By indicating that the timeframe for the creative process to unfold is six days, the Torah extols the grandeur of its purpose: the establishment of the holiness of the Sabbath as the guarantor of human dignity. As Rabbi Joshua Heschel has so famously stated:
On the Sabbath, it is given us to share in the holiness that is in the heart of time. Even when the soul is scared, even when no prayer can come out of our tightened throats, the clean silent rest of the Sabbath leads us to a realm of endless peace or to the beginning of an awareness of what eternity means. There are few ideals in the world of thought which contain so much spiritual power as the idea of the Sabbath.

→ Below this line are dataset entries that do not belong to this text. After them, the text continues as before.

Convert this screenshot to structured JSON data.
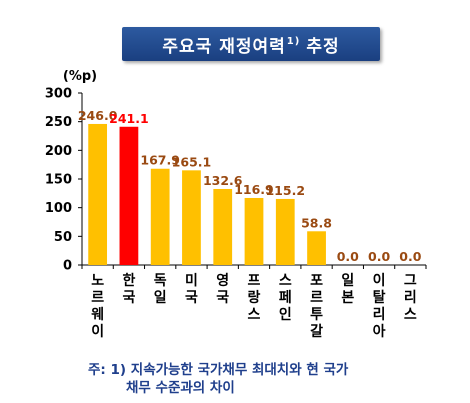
{
  "title": {
    "main": "주요국 재정여력",
    "sup": "1)",
    "tail": "추정"
  },
  "chart_data": {
    "type": "bar",
    "unit_label": "(%p)",
    "categories": [
      "노르웨이",
      "한국",
      "독일",
      "미국",
      "영국",
      "프랑스",
      "스페인",
      "포르투갈",
      "일본",
      "이탈리아",
      "그리스"
    ],
    "values": [
      246.0,
      241.1,
      167.9,
      165.1,
      132.6,
      116.9,
      115.2,
      58.8,
      0.0,
      0.0,
      0.0
    ],
    "value_labels": [
      "246.0",
      "241.1",
      "167.9",
      "165.1",
      "132.6",
      "116.9",
      "115.2",
      "58.8",
      "0.0",
      "0.0",
      "0.0"
    ],
    "highlight_index": 1,
    "colors": {
      "bar": "#ffc000",
      "highlight": "#ff0000",
      "label": "#9a4a12",
      "highlight_label": "#ff0000"
    },
    "ylim": [
      0,
      300
    ],
    "yticks": [
      "0",
      "50",
      "100",
      "150",
      "200",
      "250",
      "300"
    ],
    "ytick_values": [
      0,
      50,
      100,
      150,
      200,
      250,
      300
    ]
  },
  "footnote": {
    "line1": "주: 1) 지속가능한 국가채무 최대치와 현 국가",
    "line2": "채무 수준과의 차이"
  }
}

Sabbath rest is not passivity. It is the quintessential celebration of being rather than acquiring—which is the primary activity of the other six days.
With this understanding, we can regard the issue of the literalness of the biblical narrative as irrelevant. The Bible is not a natural history book. Chronology is not its forte. Its concern is what creation is for, not how it unfolded. The centerpiece of creation is the Sabbath, and the Sabbath points the way to the Jewish idea of imitatio Dei, the imitation of God, entailing the primary response of appreciation for the gift of life and the opportunity to join God in ma’asey b’raysheet—the ongoing work of creation until every human being can live in dignity and freedom.
It is sad that so much energy is wasted in attempting to promote creationism versus evolution as an alternative theory of the process of the world’s coming into being. The how is irrelevant. The why is everything: to fashion a world in the spiritual image of the Divine.
That is the bottom line for what the human adventure is all about.